Grow Christians

Shouldering Our Way through Good Friday

There’s a phrase I recently learned in gardening: shouldering.

When root vegetables are ready to harvest, they’ll often be found “shouldering” above the soil. The orange body of a carrot or the robust red of a radish start to show their meaty flesh; after months underground, an onion or garlic will inch its raw body toward the sun.

Shouldering is a way of moving upwards, out of the darkness and into the light. Not unlike human shoulders that shrug and scrunch, sometimes toward the ears and sometimes back down toward the belly, when a vegetable is good and ready it will scrunch and shoulder toward the sky.

As a gardener, it wouldn’t be untrue to say that I want this vegetable-shouldering and I want it now! I want to eat food I’ve grown with my own two hands, often sown from minuscule, tiny seeds. I want to reap a harvest and share a bounty with my neighbors, my church community, and the grown-ups at my children’s school.

Sometimes, I’m so prone to wanting the final product that I lack the patience to let it sit and grow and find its way through the dark. I neglect to let it shoulder on its own.

I suppose it’s not too different in our spiritual lives. Good Friday, Nadia Bolz-Weber writes, is “about us entering the difference between God and humanity and just touching it for a moment.” We touch the “shimmering sadness of humanity’s insistence that we can be our own gods, that we can be pure and all-powerful.” Perhaps even more, we feel the “pain of an entirely unfiltered reality.”

It’s almost as if Good Friday is a day when we shoulder upwards unannounced; pushed out of the ground, our human selves are not yet ready to see and feel and experience the light of a rolled-away stone. As Bolz-Weber writes, “It is as if the atmosphere, the protective layer between us and the sun, has for a moment disappeared and we are being burned.”

On this day, we feel it in our bones. The weight of the cross and of the God who hung there cannot be denied, not when darkness is ever-present and hope is nowhere to be found. The light of dawn has not yet peeked over the horizon, yet there we are, burning.

We feel this when yet another mass shooting claims the lives of three innocent children and adults in the Covenant School shooting. No matter which side of the political fence we stand on, all of us are left numbed, struck down by the reality of unnecessary gun violence.

We remember this when more than forty lives are lost in an immigration detention center just south of the border, its impact long rippling through the borderland cities of Ciudad Juarez and El Paso. We live this when marriages fall apart, when cancer diagnoses take root, when systemic inequality rips apart every seam of our existence and we cannot seem to get ahead.

The list goes on, because when we are left feeling and remembering and living the violence and despair of Good Friday, the accompanying reality of what it means to be human in a hurting, broken world cannot be ignored.
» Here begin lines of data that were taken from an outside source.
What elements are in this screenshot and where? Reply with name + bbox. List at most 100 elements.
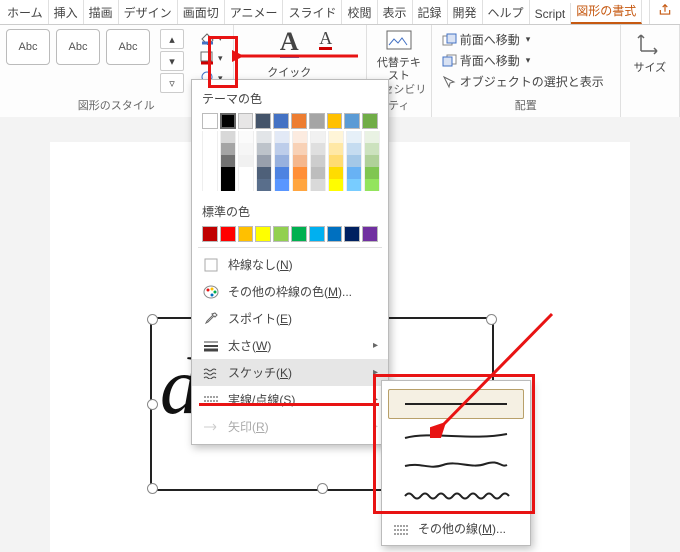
shade-swatch[interactable] <box>328 155 344 167</box>
text-outline-button[interactable]: A <box>319 29 332 50</box>
theme-swatch[interactable] <box>291 113 307 129</box>
theme-swatch[interactable] <box>309 113 325 129</box>
tab-review[interactable]: 校閲 <box>342 0 377 24</box>
tab-draw[interactable]: 描画 <box>84 0 119 24</box>
shade-swatch[interactable] <box>220 143 236 155</box>
shade-swatch[interactable] <box>256 167 272 179</box>
style-preset-2[interactable]: Abc <box>56 29 100 65</box>
shade-swatch[interactable] <box>238 155 254 167</box>
shade-swatch[interactable] <box>346 155 362 167</box>
tab-help[interactable]: ヘルプ <box>483 0 530 24</box>
shade-swatch[interactable] <box>274 143 290 155</box>
gallery-more-button[interactable]: ▿ <box>160 73 184 93</box>
sketch-option-curved[interactable] <box>388 421 524 449</box>
shape-outline-button[interactable]: ▾ <box>196 49 227 67</box>
shade-swatch[interactable] <box>202 131 218 143</box>
shade-swatch[interactable] <box>310 167 326 179</box>
shade-swatch[interactable] <box>256 179 272 191</box>
shade-swatch[interactable] <box>202 179 218 191</box>
shade-swatch[interactable] <box>346 167 362 179</box>
standard-swatch[interactable] <box>344 226 360 242</box>
shade-swatch[interactable] <box>256 143 272 155</box>
dashes-item[interactable]: 実線/点線(S)▸ <box>192 386 388 413</box>
standard-swatch[interactable] <box>291 226 307 242</box>
shade-swatch[interactable] <box>238 179 254 191</box>
selection-pane-button[interactable]: オブジェクトの選択と表示 <box>438 71 608 92</box>
theme-swatch[interactable] <box>238 113 254 129</box>
theme-swatch[interactable] <box>202 113 218 129</box>
eyedropper-item[interactable]: スポイト(E) <box>192 305 388 332</box>
shade-swatch[interactable] <box>292 143 308 155</box>
shade-swatch[interactable] <box>238 131 254 143</box>
standard-swatch[interactable] <box>255 226 271 242</box>
share-button[interactable] <box>649 0 680 24</box>
shade-swatch[interactable] <box>202 155 218 167</box>
shade-swatch[interactable] <box>274 179 290 191</box>
shade-swatch[interactable] <box>328 131 344 143</box>
sketch-option-scribble[interactable] <box>388 481 524 509</box>
shade-swatch[interactable] <box>328 179 344 191</box>
shade-swatch[interactable] <box>310 155 326 167</box>
shade-swatch[interactable] <box>346 179 362 191</box>
theme-swatch[interactable] <box>220 113 236 129</box>
shape-fill-button[interactable]: ▾ <box>196 29 227 47</box>
theme-swatch[interactable] <box>362 113 378 129</box>
shade-swatch[interactable] <box>220 179 236 191</box>
theme-swatch[interactable] <box>255 113 271 129</box>
shade-swatch[interactable] <box>220 167 236 179</box>
shade-swatch[interactable] <box>364 167 380 179</box>
tab-animations[interactable]: アニメー <box>225 0 284 24</box>
tab-design[interactable]: デザイン <box>119 0 178 24</box>
shade-swatch[interactable] <box>364 143 380 155</box>
shade-swatch[interactable] <box>202 167 218 179</box>
more-colors-item[interactable]: その他の枠線の色(M)... <box>192 278 388 305</box>
shade-swatch[interactable] <box>328 143 344 155</box>
style-preset-1[interactable]: Abc <box>6 29 50 65</box>
sketch-more-lines-item[interactable]: その他の線(M)... <box>388 513 524 539</box>
shade-swatch[interactable] <box>274 167 290 179</box>
shade-swatch[interactable] <box>364 155 380 167</box>
gallery-up-button[interactable]: ▴ <box>160 29 184 49</box>
standard-swatch[interactable] <box>273 226 289 242</box>
shade-swatch[interactable] <box>274 131 290 143</box>
text-fill-icon[interactable]: A <box>280 29 299 58</box>
shade-swatch[interactable] <box>292 167 308 179</box>
shade-swatch[interactable] <box>364 179 380 191</box>
standard-swatch[interactable] <box>327 226 343 242</box>
shade-swatch[interactable] <box>364 131 380 143</box>
tab-record[interactable]: 記録 <box>413 0 448 24</box>
shade-swatch[interactable] <box>202 143 218 155</box>
tab-developer[interactable]: 開発 <box>448 0 483 24</box>
shade-swatch[interactable] <box>292 179 308 191</box>
shade-swatch[interactable] <box>220 131 236 143</box>
shade-swatch[interactable] <box>346 143 362 155</box>
standard-swatch[interactable] <box>202 226 218 242</box>
tab-view[interactable]: 表示 <box>378 0 413 24</box>
shade-swatch[interactable] <box>256 131 272 143</box>
standard-swatch[interactable] <box>362 226 378 242</box>
tab-insert[interactable]: 挿入 <box>49 0 84 24</box>
shade-swatch[interactable] <box>274 155 290 167</box>
shade-swatch[interactable] <box>256 155 272 167</box>
alt-text-icon[interactable] <box>385 29 413 55</box>
tab-home[interactable]: ホーム <box>2 0 49 24</box>
tab-script[interactable]: Script <box>530 3 572 24</box>
shade-swatch[interactable] <box>346 131 362 143</box>
theme-swatch[interactable] <box>327 113 343 129</box>
shade-swatch[interactable] <box>310 179 326 191</box>
theme-swatch[interactable] <box>273 113 289 129</box>
tab-shape-format[interactable]: 図形の書式 <box>571 0 642 24</box>
sketch-item[interactable]: スケッチ(K)▸ <box>192 359 388 386</box>
tab-transitions[interactable]: 画面切 <box>178 0 225 24</box>
standard-swatch[interactable] <box>238 226 254 242</box>
send-backward-button[interactable]: 背面へ移動▾ <box>438 50 535 71</box>
weight-item[interactable]: 太さ(W)▸ <box>192 332 388 359</box>
shade-swatch[interactable] <box>238 143 254 155</box>
size-icon[interactable] <box>637 29 663 55</box>
shade-swatch[interactable] <box>310 131 326 143</box>
shade-swatch[interactable] <box>220 155 236 167</box>
standard-swatch[interactable] <box>309 226 325 242</box>
style-preset-3[interactable]: Abc <box>106 29 150 65</box>
sketch-option-freehand[interactable] <box>388 451 524 479</box>
theme-swatch[interactable] <box>344 113 360 129</box>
Sometimes, in times like these, we take pulse of our bodies—our weeping, aching, sorrow-struck bodies—found stuck in the tension between darkness and light. In these moments, we do the only thing we can do: we lay prostrate in the dark, letting the respite of closed curtains become our only relief. We let the tears fall, crumpled tissues piling on the floor. We hug our babies tight, knowing that the sorrow of this day, really, actually does cause us to tremble, tremble.

And tremble, tremble, we do.

Perhaps it is here, then, that a prayer we can but muster to pray once a year fills our mouths:

Gracious God, the comfort of all who sorrow, the strength of all who suffer:
Let the cry of those in misery and need come to you,
That they may find your mercy present with them in all their afflictions.

This collect becomes the only words we can say, but somehow, maybe, it is enough.

Maybe it really is enough when we are found shouldering toward the sky, waiting for the light of a rolled-away stone.